Are you sick and tired of your job, or is your job making you sick?
Increasingly, scientists are finding that stress can make us ill (lowering our immune systems, shortening those pesky telomeres, etc.) So it’s no surprise that work, often one of the most stressful parts of our lives, can affect our health. And it’s only gotten worse since the economy went south.
“What I’ve noticed is that the recession gave managers an excuse for being bad and going back to old ways, telling employees, ‘You have to be here from this time to this time,’ but that’s crazy,” says Marcia Reynolds in a Daily Beast interview with Paula Froelich. Reynolds is the author of Wander Woman: How High-Achieving Women Find Contentment and Direction. “There are all these books about new leadership, but I don’t see that many leaders practicing that. They mostly think in back of their head, well, you’re lucky to have their job, and that’s how companies lose their best and brightest and end up with mediocrity.”

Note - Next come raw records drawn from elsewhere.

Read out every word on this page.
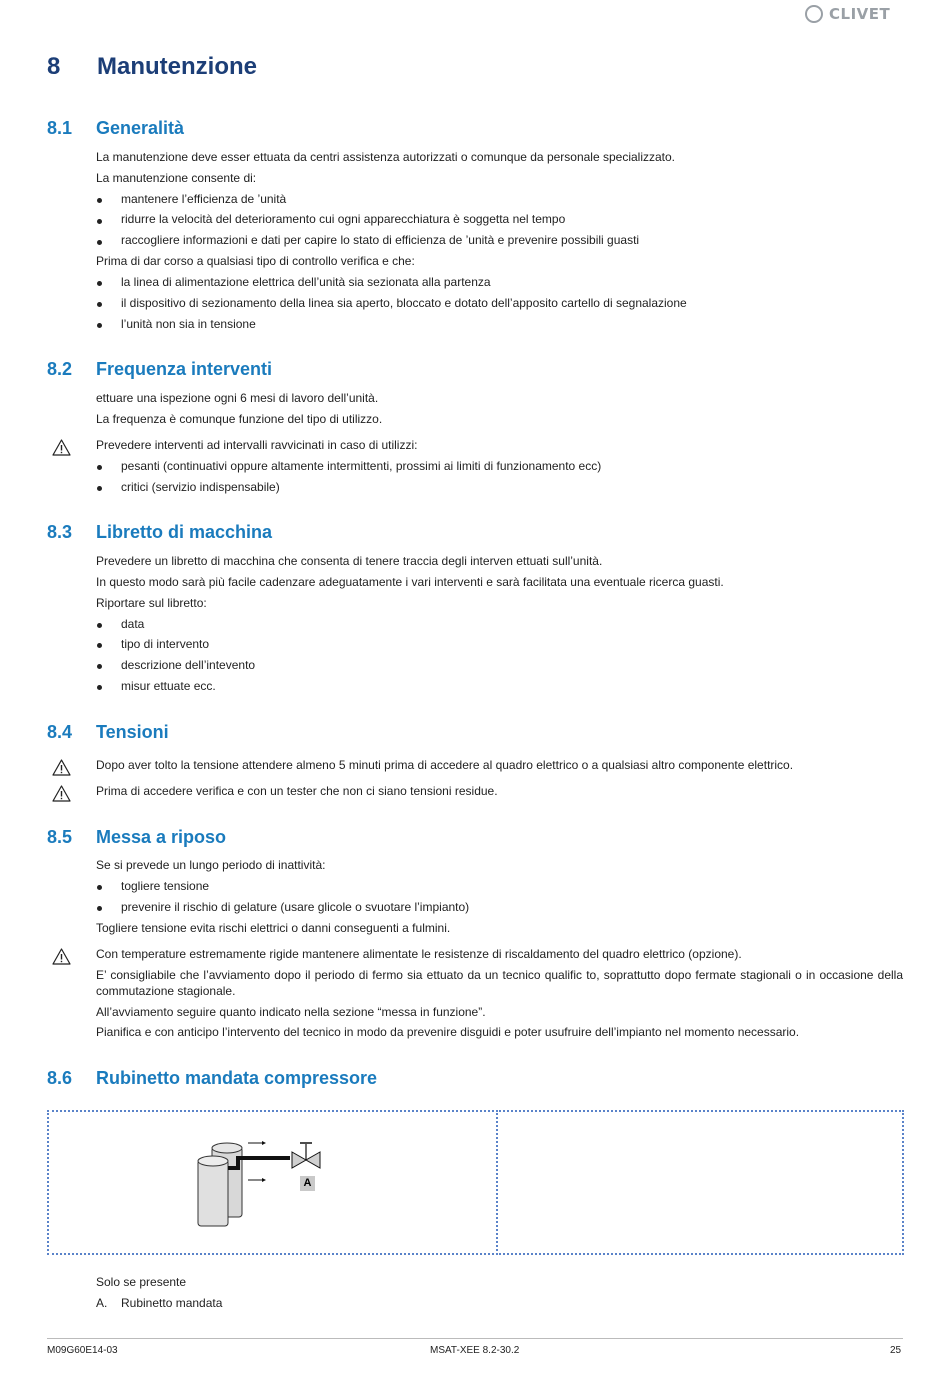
CLIVET
8 Manutenzione
8.1 Generalità
La manutenzione deve esser ettuata da centri assistenza autorizzati o comunque da personale specializzato.
La manutenzione consente di:
mantenere l’efficienza de ’unità
ridurre la velocità del deterioramento cui ogni apparecchiatura è soggetta nel tempo
raccogliere informazioni e dati per capire lo stato di efficienza de ’unità e prevenire possibili guasti
Prima di dar corso a qualsiasi tipo di controllo verifica e che:
la linea di alimentazione elettrica dell’unità sia sezionata alla partenza
il dispositivo di sezionamento della linea sia aperto, bloccato e dotato dell’apposito cartello di segnalazione
l’unità non sia in tensione
8.2 Frequenza interventi
ettuare una ispezione ogni 6 mesi di lavoro dell’unità.
La frequenza è comunque funzione del tipo di utilizzo.
Prevedere interventi ad intervalli ravvicinati in caso di utilizzi:
pesanti (continuativi oppure altamente intermittenti, prossimi ai limiti di funzionamento ecc)
critici (servizio indispensabile)
8.3 Libretto di macchina
Prevedere un libretto di macchina che consenta di tenere traccia degli interven ettuati sull’unità.
In questo modo sarà più facile cadenzare adeguatamente i vari interventi e sarà facilitata una eventuale ricerca guasti.
Riportare sul libretto:
data
tipo di intervento
descrizione dell’intevento
misur ettuate ecc.
8.4 Tensioni
Dopo aver tolto la tensione attendere almeno 5 minuti prima di accedere al quadro elettrico o a qualsiasi altro componente elettrico.
Prima di accedere verifica e con un tester che non ci siano tensioni residue.
8.5 Messa a riposo
Se si prevede un lungo periodo di inattività:
togliere tensione
prevenire il rischio di gelature (usare glicole o svuotare l’impianto)
Togliere tensione evita rischi elettrici o danni conseguenti a fulmini.
Con temperature estremamente rigide mantenere alimentate le resistenze di riscaldamento del quadro elettrico (opzione).
E’ consigliabile che l’avviamento dopo il periodo di fermo sia ettuato da un tecnico qualific to, soprattutto dopo fermate stagionali o in occasione della commutazione stagionale.
All’avviamento seguire quanto indicato nella sezione “messa in funzione”.
Pianifica e con anticipo l’intervento del tecnico in modo da prevenire disguidi e poter usufruire dell’impianto nel momento necessario.
8.6 Rubinetto mandata compressore
A
Solo se presente
A. Rubinetto mandata
M09G60E14-03	MSAT-XEE 8.2-30.2	25
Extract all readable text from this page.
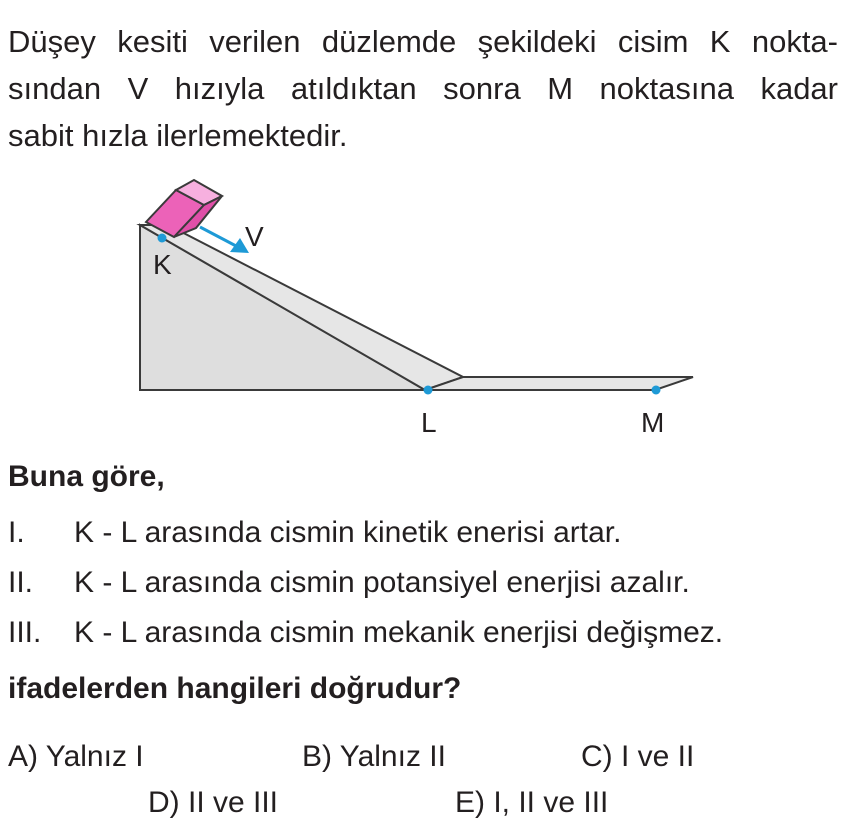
Düşey kesiti verilen düzlemde şekildeki cisim K nokta-
sından V hızıyla atıldıktan sonra M noktasına kadar
sabit hızla ilerlemektedir.
V
K
L	M
Buna göre,
I. K - L arasında cismin kinetik enerisi artar.
II. K - L arasında cismin potansiyel enerjisi azalır.
III. K - L arasında cismin mekanik enerjisi değişmez.
ifadelerden hangileri doğrudur?
A) Yalnız I	B) Yalnız II	C) I ve II
D) II ve III	E) I, II ve III
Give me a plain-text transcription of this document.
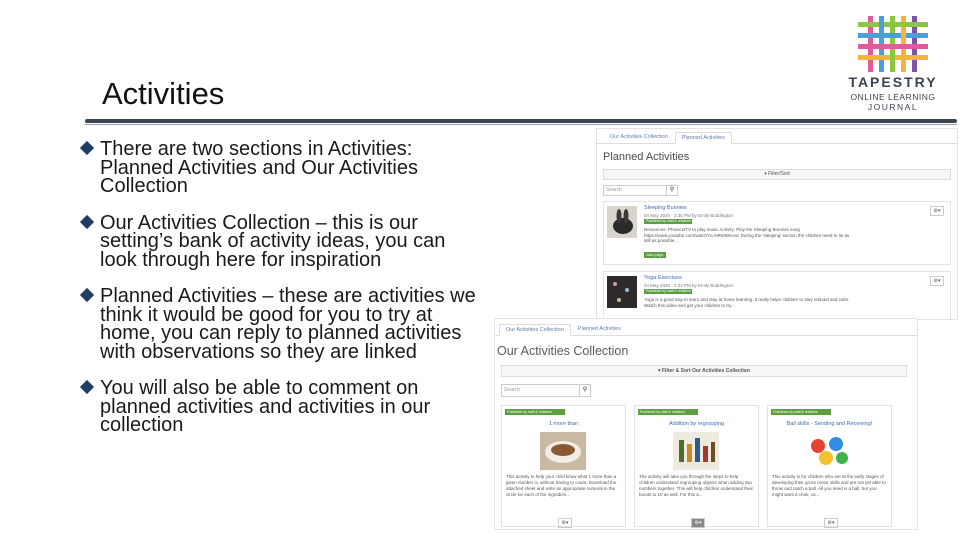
Activities	TAPESTRY
ONLINE LEARNING
JOURNAL
There are two sections in Activities: Planned Activities and Our Activities Collection
Our Activities Collection – this is our setting’s bank of activity ideas, you can look through here for inspiration
Planned Activities – these are activities we think it would be good for you to try at home, you can reply to planned activities with observations so they are linked
You will also be able to comment on planned activities and activities in our collection
Our Activities Collection	Planned Activities
Planned Activities
▾ Filter/Sort
Search	⚲
Sleeping Bunnies
04 May 2020 · 2:35 PM by Emily Boddington
Published by staff & relatives
Resources: Phonics/TV to play music Activity: Play the Sleeping Bunnies song https://www.youtube.com/watch?v=NRMIWvosc During the 'sleeping' section the children need to lie as still as possible...
Add page
⚙▾
Yoga Exercises
04 May 2020 · 2:23 PM by Emily Boddington
Published by staff & relatives
Yoga is a good way to learn and stay at home learning. It really helps children to stay relaxed and calm. Watch this video and get your children to try...
⚙▾
Our Activities Collection	Planned Activities
Our Activities Collection
▾ Filter & Sort Our Activities Collection
Search	⚲
Published by staff & relatives
1 more than
This activity to help your child know what 1 more than a given number is, without having to count. Download the attached sheet and write an appropriate numeral in the circle for each of the ingredien...
⚙▾
Published by staff & relatives
Addition by regrouping
The activity will take you through the steps to help children understand regrouping objects when adding two numbers together. This will help children understand their bonds to 10 as well. For this a...
⚙▾
Published by staff & relatives
Ball skills - Sending and Receiving!
This activity is for children who are at the early stages of developing their gross motor skills and are not yet able to throw and catch a ball. All you need is a ball, but you might want a chair, ca...
⚙▾
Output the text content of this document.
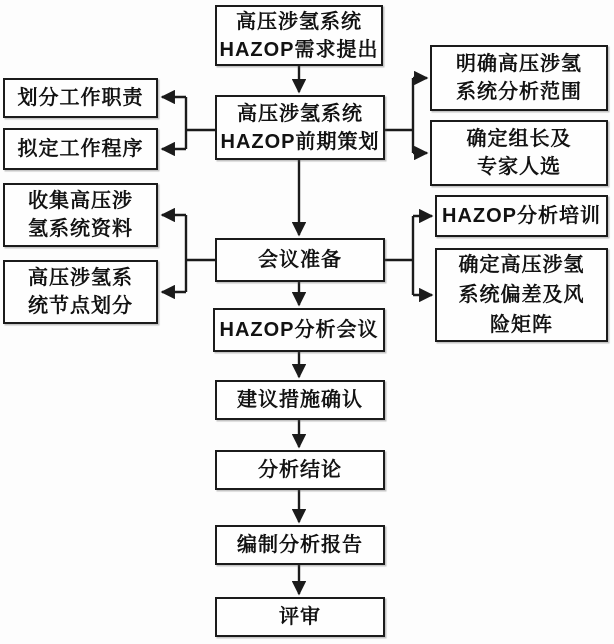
高压涉氢系统
HAZOP需求提出
高压涉氢系统
HAZOP前期策划
会议准备
HAZOP分析会议
建议措施确认
分析结论
编制分析报告
评审
划分工作职责
拟定工作程序
收集高压涉
氢系统资料
高压涉氢系
统节点划分
明确高压涉氢
系统分析范围
确定组长及
专家人选
HAZOP分析培训
确定高压涉氢
系统偏差及风
险矩阵
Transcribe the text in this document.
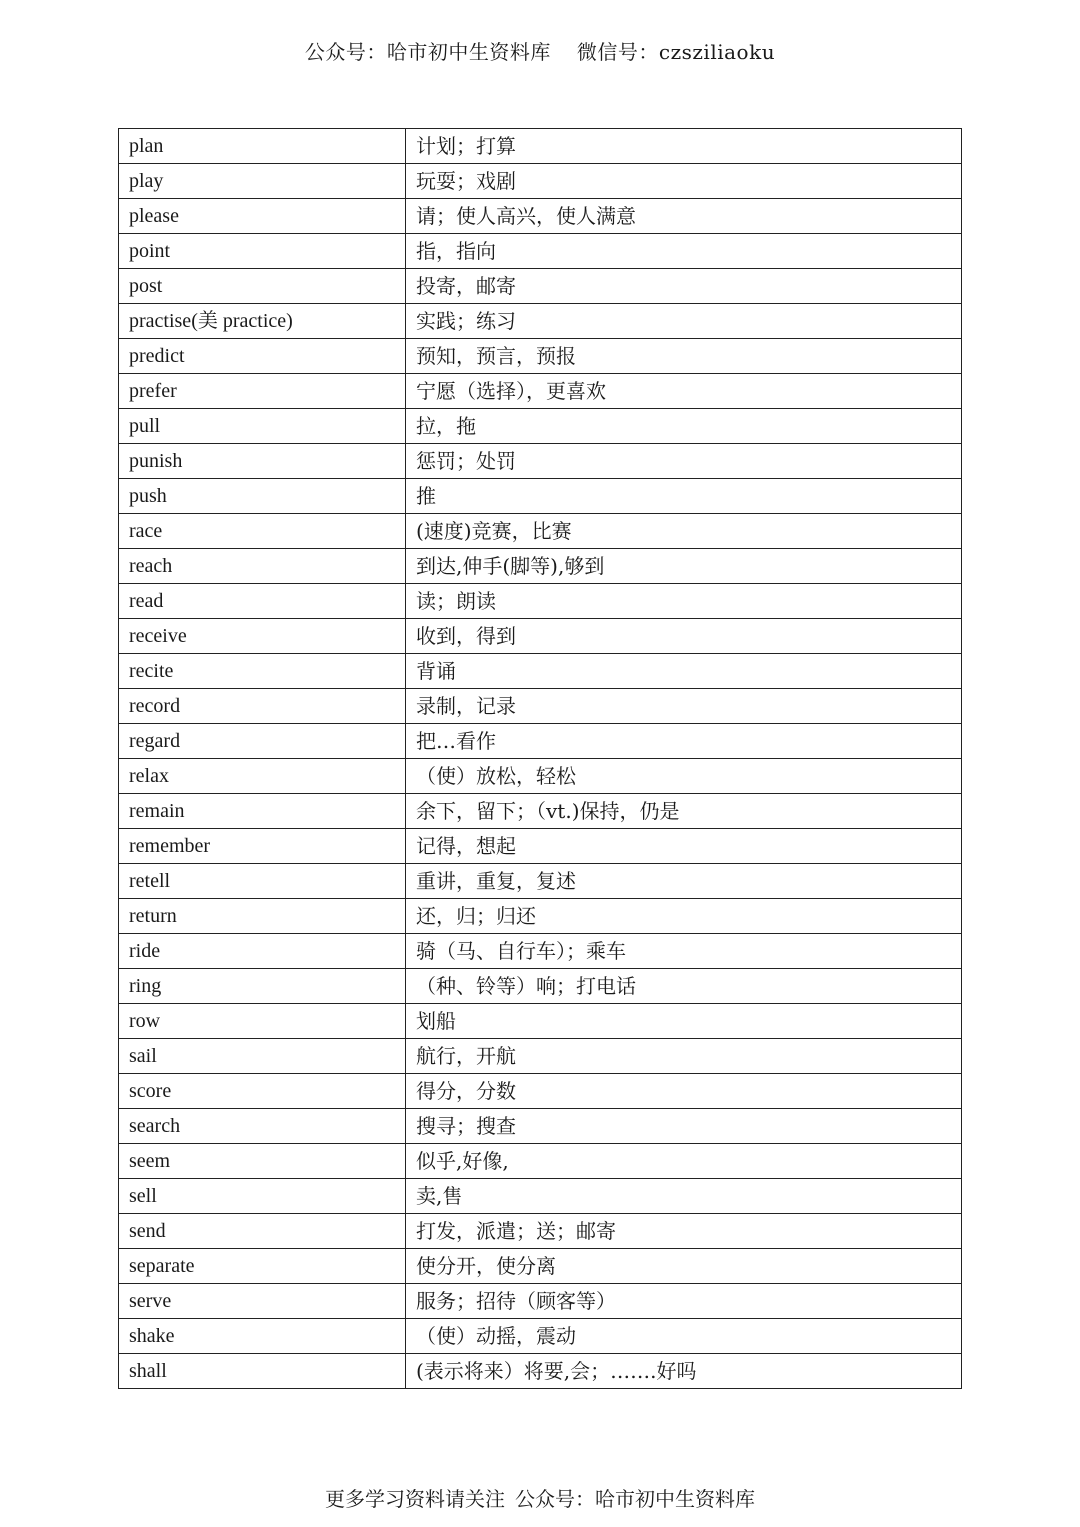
公众号：哈市初中生资料库 微信号：czsziliaoku
plan	计划；打算
play	玩耍；戏剧
please	请；使人高兴，使人满意
point	指，指向
post	投寄，邮寄
practise(美 practice)	实践；练习
predict	预知，预言，预报
prefer	宁愿（选择），更喜欢
pull	拉，拖
punish	惩罚；处罚
push	推
race	(速度)竞赛，比赛
reach	到达,伸手(脚等),够到
read	读；朗读
receive	收到，得到
recite	背诵
record	录制，记录
regard	把…看作
relax	（使）放松，轻松
remain	余下，留下；（vt.)保持，仍是
remember	记得，想起
retell	重讲，重复，复述
return	还，归；归还
ride	骑（马、自行车）；乘车
ring	（种、铃等）响；打电话
row	划船
sail	航行，开航
score	得分，分数
search	搜寻；搜查
seem	似乎,好像,
sell	卖,售
send	打发，派遣；送；邮寄
separate	使分开，使分离
serve	服务；招待（顾客等）
shake	（使）动摇，震动
shall	(表示将来）将要,会；…….好吗
更多学习资料请关注 公众号：哈市初中生资料库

The combination of job insecurity, low control over day-to-day life, and high expenditure of energy leading to low rewards causes stress and anxiety. In fact, Froelich quotes a recent study by the Centre for Mental Health Research at Australian National University which found that people who work under these conditions are actually less happy than unemployed people.
So what’s a person in this situation to do? Well, one of the people Froelich spoke with threw her Blackberry off the Brooklyn Bridge and then quit. But if you’d like a slightly more constructive approach, there’s always stress-management techniques — and finding a new job.